Prologue
She was floating. There was no other word to describe it – she was floating. Weightless. Drifting. It wasn't the sensation she had been expecting. Not that she was sure what she had been expecting. Oblivion maybe. A dark void. Nothingness. She certainly hadn't anticipated buoyancy, this airiness, as if time and space were elastic, without meaning, and yet there was something still there. She could feel it, could feel herself. She had a sense of her own mind, her own soul.
Was this purgatory? Or was this the most she could hope for from death?
How long did she remained suspended in this state? Months? Years? Days? Seconds? She didn't know. Nor did she care. That was one relief (though she could not feel relief) – she had no emotion; no caring, no fear.
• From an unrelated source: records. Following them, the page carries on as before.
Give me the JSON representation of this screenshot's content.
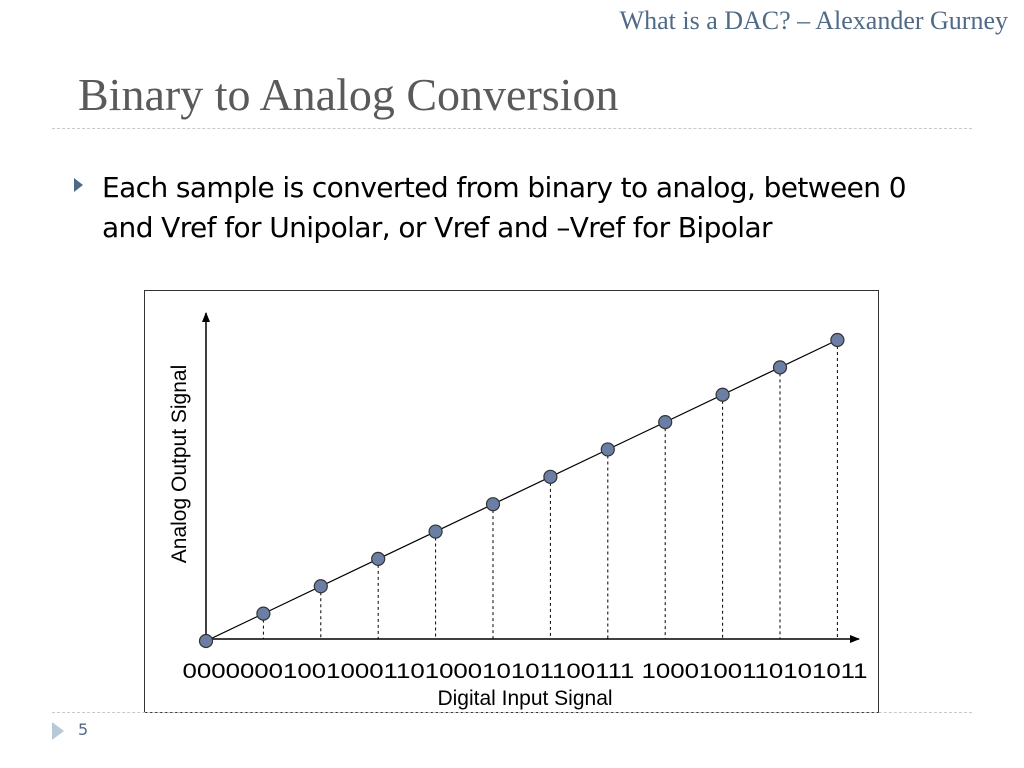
{
  "header": {
    "title": "What is a DAC? – Alexander Gurney"
  },
  "slide": {
    "title": "Binary to Analog Conversion",
    "bullet": "Each sample is converted from binary to analog, between 0 and Vref for Unipolar, or Vref and –Vref for Bipolar",
    "page_number": "5"
  },
  "chart_data": {
    "type": "scatter",
    "xlabel": "Digital Input Signal",
    "ylabel": "Analog Output Signal",
    "tick_labels_text": "00000001001000110100010101100111 1000100110101011",
    "categories": [
      "0000",
      "0001",
      "0010",
      "0011",
      "0100",
      "0101",
      "0110",
      "0111",
      "1000",
      "1001",
      "1010",
      "1011"
    ],
    "values": [
      0,
      1,
      2,
      3,
      4,
      5,
      6,
      7,
      8,
      9,
      10,
      11
    ],
    "ylim": [
      0,
      11
    ],
    "grid": false,
    "legend": false,
    "colors": {
      "marker_fill": "#6b7fa6",
      "marker_stroke": "#333333",
      "line": "#000000"
    }
  }
}
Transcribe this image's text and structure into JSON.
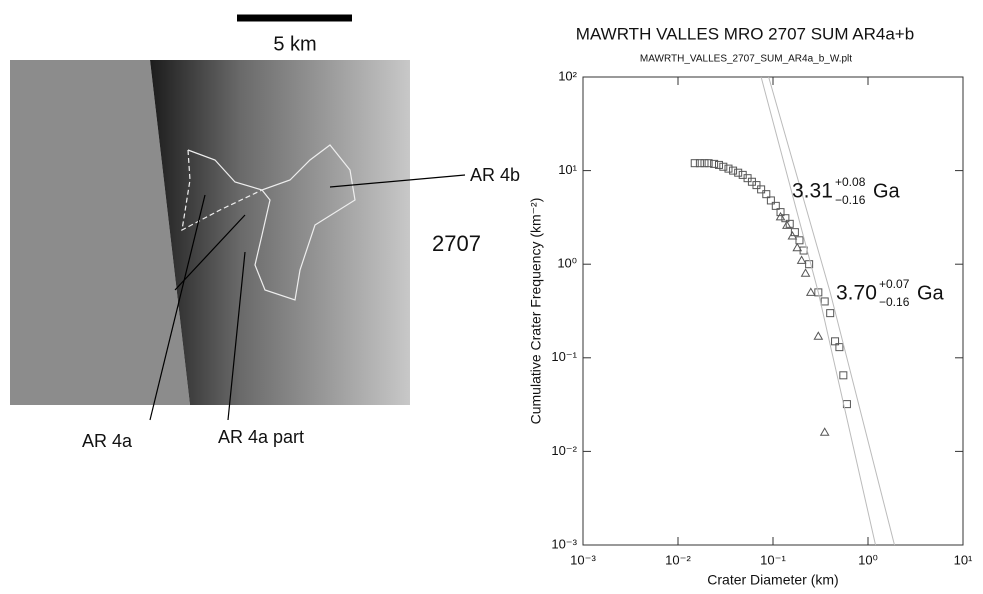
{
  "image_panel": {
    "scale_label": "5 km",
    "region_label_b": "AR 4b",
    "image_id": "2707",
    "region_label_a": "AR 4a",
    "region_label_a_part": "AR 4a part"
  },
  "chart_data": {
    "type": "scatter",
    "title": "MAWRTH VALLES MRO 2707 SUM AR4a+b",
    "subtitle": "MAWRTH_VALLES_2707_SUM_AR4a_b_W.plt",
    "x_label": "Crater Diameter (km)",
    "y_label": "Cumulative Crater Frequency (km⁻²)",
    "x_scale": "log",
    "y_scale": "log",
    "xlim": [
      0.001,
      10
    ],
    "ylim": [
      0.001,
      100
    ],
    "xticks": [
      {
        "value": 0.001,
        "label": "10⁻³"
      },
      {
        "value": 0.01,
        "label": "10⁻²"
      },
      {
        "value": 0.1,
        "label": "10⁻¹"
      },
      {
        "value": 1,
        "label": "10⁰"
      },
      {
        "value": 10,
        "label": "10¹"
      }
    ],
    "yticks": [
      {
        "value": 0.001,
        "label": "10⁻³"
      },
      {
        "value": 0.01,
        "label": "10⁻²"
      },
      {
        "value": 0.1,
        "label": "10⁻¹"
      },
      {
        "value": 1,
        "label": "10⁰"
      },
      {
        "value": 10,
        "label": "10¹"
      },
      {
        "value": 100,
        "label": "10²"
      }
    ],
    "series": [
      {
        "marker": "square",
        "color": "#555555",
        "x": [
          0.015,
          0.017,
          0.019,
          0.021,
          0.024,
          0.027,
          0.03,
          0.034,
          0.038,
          0.043,
          0.048,
          0.054,
          0.06,
          0.067,
          0.075,
          0.085,
          0.095,
          0.107,
          0.12,
          0.135,
          0.15,
          0.17,
          0.19,
          0.21,
          0.24,
          0.3,
          0.35,
          0.4,
          0.45,
          0.5,
          0.55,
          0.6
        ],
        "values": [
          12,
          12,
          12,
          12,
          11.8,
          11.5,
          11,
          10.5,
          10,
          9.5,
          9,
          8.3,
          7.6,
          7,
          6.3,
          5.6,
          4.8,
          4.2,
          3.6,
          3.1,
          2.7,
          2.2,
          1.8,
          1.4,
          1.0,
          0.5,
          0.4,
          0.3,
          0.15,
          0.13,
          0.065,
          0.032
        ]
      },
      {
        "marker": "triangle",
        "color": "#555555",
        "x": [
          0.12,
          0.14,
          0.16,
          0.18,
          0.2,
          0.22,
          0.25,
          0.3,
          0.35
        ],
        "values": [
          3.2,
          2.6,
          2.0,
          1.5,
          1.1,
          0.8,
          0.5,
          0.17,
          0.016
        ]
      },
      {
        "marker": "line",
        "color": "#bbbbbb",
        "x": [
          0.075,
          0.3,
          1.2
        ],
        "values": [
          100,
          0.5,
          0.001
        ]
      },
      {
        "marker": "line",
        "color": "#bbbbbb",
        "x": [
          0.09,
          0.4,
          1.9
        ],
        "values": [
          100,
          0.5,
          0.001
        ]
      }
    ],
    "annotations": [
      {
        "text": "3.31",
        "plus": "+0.08",
        "minus": "−0.16",
        "unit": "Ga"
      },
      {
        "text": "3.70",
        "plus": "+0.07",
        "minus": "−0.16",
        "unit": "Ga"
      }
    ]
  }
}
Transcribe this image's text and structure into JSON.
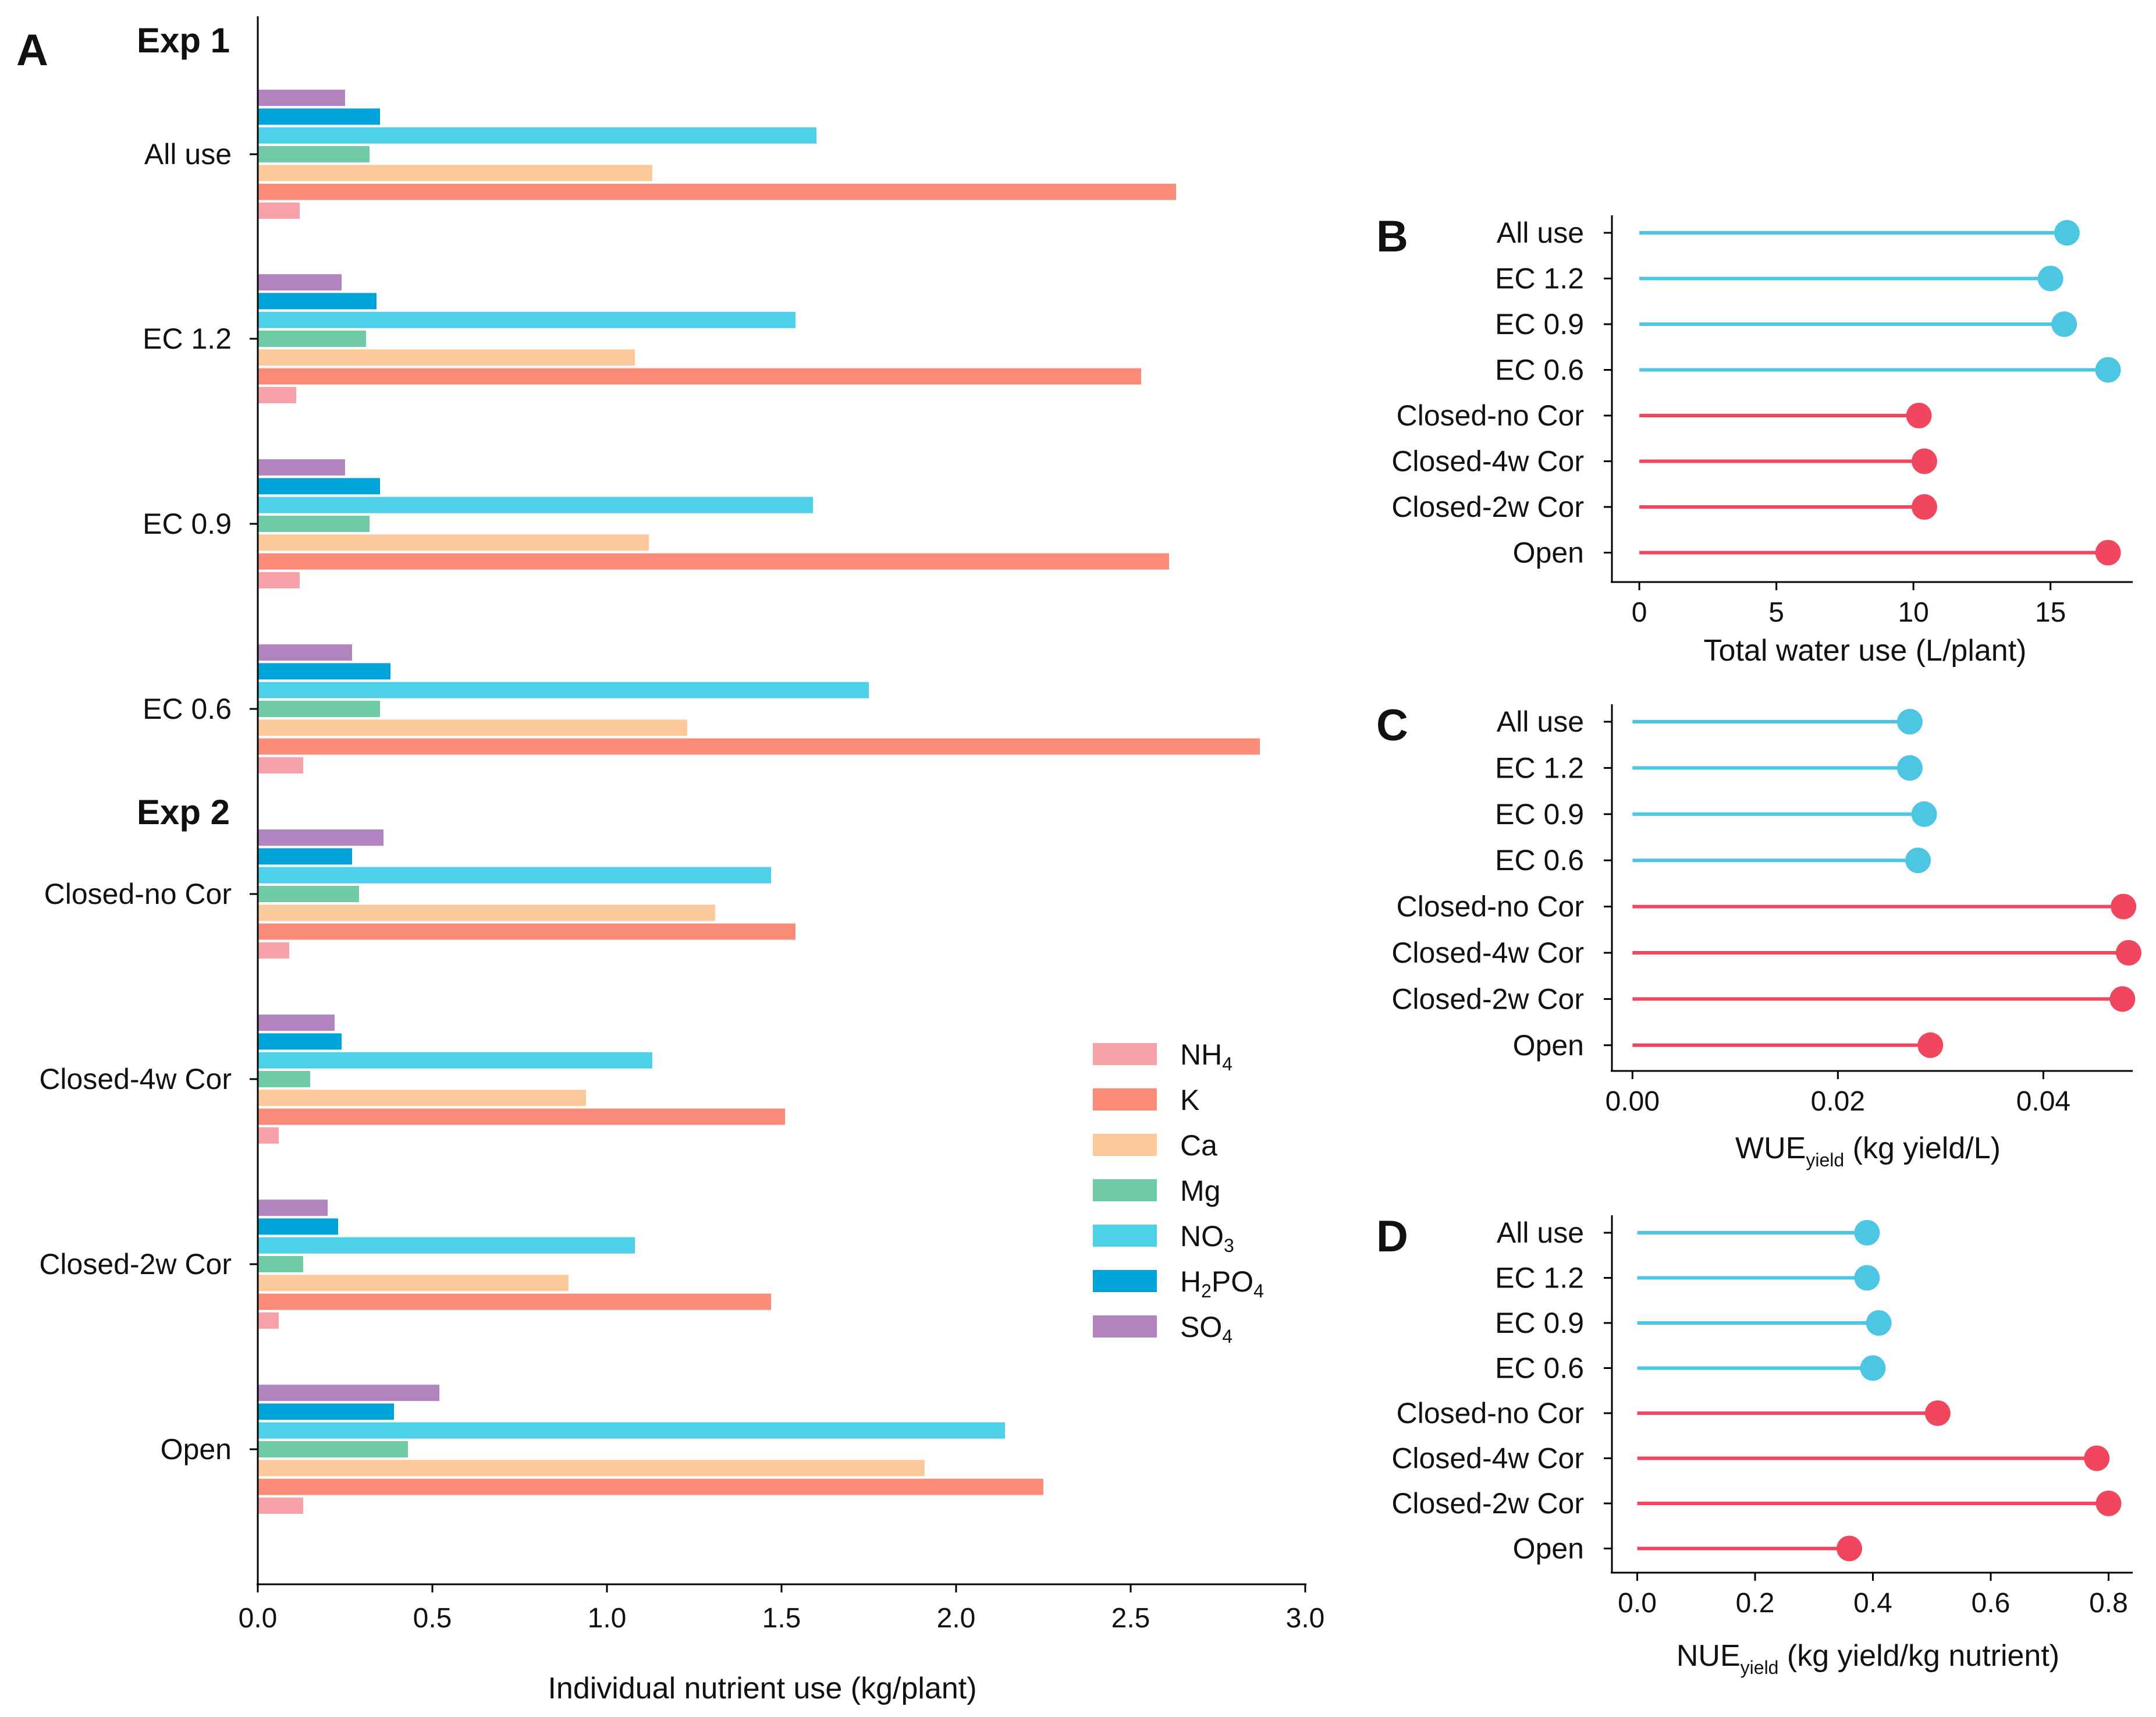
{
  "chart_data": [
    {
      "panel": "A",
      "type": "bar",
      "orientation": "horizontal",
      "title": "",
      "xlabel": "Individual nutrient use (kg/plant)",
      "ylabel": "",
      "xlim": [
        0,
        3.0
      ],
      "xticks": [
        "0.0",
        "0.5",
        "1.0",
        "1.5",
        "2.0",
        "2.5",
        "3.0"
      ],
      "group_headers": [
        {
          "label": "Exp 1",
          "before": "All use"
        },
        {
          "label": "Exp 2",
          "before": "Closed-no Cor"
        }
      ],
      "categories": [
        "All use",
        "EC 1.2",
        "EC 0.9",
        "EC 0.6",
        "Closed-no Cor",
        "Closed-4w Cor",
        "Closed-2w Cor",
        "Open"
      ],
      "series": [
        {
          "name": "NH4",
          "label_main": "NH",
          "label_sub": "4",
          "color": "#F8A1A9",
          "values": [
            0.12,
            0.11,
            0.12,
            0.13,
            0.09,
            0.06,
            0.06,
            0.13
          ]
        },
        {
          "name": "K",
          "label_main": "K",
          "label_sub": "",
          "color": "#FA8B78",
          "values": [
            2.63,
            2.53,
            2.61,
            2.87,
            1.54,
            1.51,
            1.47,
            2.25
          ]
        },
        {
          "name": "Ca",
          "label_main": "Ca",
          "label_sub": "",
          "color": "#FCC99B",
          "values": [
            1.13,
            1.08,
            1.12,
            1.23,
            1.31,
            0.94,
            0.89,
            1.91
          ]
        },
        {
          "name": "Mg",
          "label_main": "Mg",
          "label_sub": "",
          "color": "#6FCBA6",
          "values": [
            0.32,
            0.31,
            0.32,
            0.35,
            0.29,
            0.15,
            0.13,
            0.43
          ]
        },
        {
          "name": "NO3",
          "label_main": "NO",
          "label_sub": "3",
          "color": "#4DD0E8",
          "values": [
            1.6,
            1.54,
            1.59,
            1.75,
            1.47,
            1.13,
            1.08,
            2.14
          ]
        },
        {
          "name": "H2PO4",
          "label_main": "H",
          "label_sub": "2",
          "label_rest": "PO",
          "label_sub2": "4",
          "color": "#00A3D8",
          "values": [
            0.35,
            0.34,
            0.35,
            0.38,
            0.27,
            0.24,
            0.23,
            0.39
          ]
        },
        {
          "name": "SO4",
          "label_main": "SO",
          "label_sub": "4",
          "color": "#B184BF",
          "values": [
            0.25,
            0.24,
            0.25,
            0.27,
            0.36,
            0.22,
            0.2,
            0.52
          ]
        }
      ],
      "legend_position": "lower-right"
    },
    {
      "panel": "B",
      "type": "lollipop",
      "xlabel": "Total water use (L/plant)",
      "xlabel_main": "Total water use (L/plant)",
      "xlabel_sub": "",
      "xlabel_rest": "",
      "xlim": [
        -1,
        18
      ],
      "xticks": [
        0,
        5,
        10,
        15
      ],
      "tick_labels": [
        "0",
        "5",
        "10",
        "15"
      ],
      "categories": [
        "All use",
        "EC 1.2",
        "EC 0.9",
        "EC 0.6",
        "Closed-no Cor",
        "Closed-4w Cor",
        "Closed-2w Cor",
        "Open"
      ],
      "values": [
        15.6,
        15.0,
        15.5,
        17.1,
        10.2,
        10.4,
        10.4,
        17.1
      ]
    },
    {
      "panel": "C",
      "type": "lollipop",
      "xlabel": "WUEyield (kg yield/L)",
      "xlabel_main": "WUE",
      "xlabel_sub": "yield",
      "xlabel_rest": " (kg yield/L)",
      "xlim": [
        -0.002,
        0.0487
      ],
      "xticks": [
        0,
        0.02,
        0.04
      ],
      "tick_labels": [
        "0.00",
        "0.02",
        "0.04"
      ],
      "categories": [
        "All use",
        "EC 1.2",
        "EC 0.9",
        "EC 0.6",
        "Closed-no Cor",
        "Closed-4w Cor",
        "Closed-2w Cor",
        "Open"
      ],
      "values": [
        0.027,
        0.027,
        0.0284,
        0.0278,
        0.0478,
        0.0483,
        0.0477,
        0.029
      ]
    },
    {
      "panel": "D",
      "type": "lollipop",
      "xlabel": "NUEyield (kg yield/kg nutrient)",
      "xlabel_main": "NUE",
      "xlabel_sub": "yield",
      "xlabel_rest": " (kg yield/kg nutrient)",
      "xlim": [
        -0.043,
        0.841
      ],
      "xticks": [
        0,
        0.2,
        0.4,
        0.6,
        0.8
      ],
      "tick_labels": [
        "0.0",
        "0.2",
        "0.4",
        "0.6",
        "0.8"
      ],
      "categories": [
        "All use",
        "EC 1.2",
        "EC 0.9",
        "EC 0.6",
        "Closed-no Cor",
        "Closed-4w Cor",
        "Closed-2w Cor",
        "Open"
      ],
      "values": [
        0.39,
        0.39,
        0.41,
        0.4,
        0.51,
        0.78,
        0.8,
        0.36
      ]
    }
  ],
  "lollipop_colors": {
    "exp1": "#4CC6E2",
    "exp2": "#F0465E"
  }
}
The buoying went on, and then a new impression. A tingling. Barely there, then stronger. A prickle, an itch. Annoyance. She felt annoyance. Then a shiver, a sting. Slowly escalating into pain.
Voices, penetrating her silence. Muffled, speaking with cotton in their mouths. There were other noises as well. Mechanical. Musical. She couldn't place them anymore. Colors shot through her vision. She had forgotten about colour. And light. It was so bright, piercing through the thin skin of her eyelids. She wished someone would turn off the light.
By degrees she felt it, the changing shape. The regained pressure and substance. Trapping her inside limbs she couldn't move. No! Stop! She was trapped. She was being pulled back into familiar skin, that intimate form.
With a soft moan, Hannah Baker woke up and opened her eyes.
In the instant she remembered and realized. She had failed.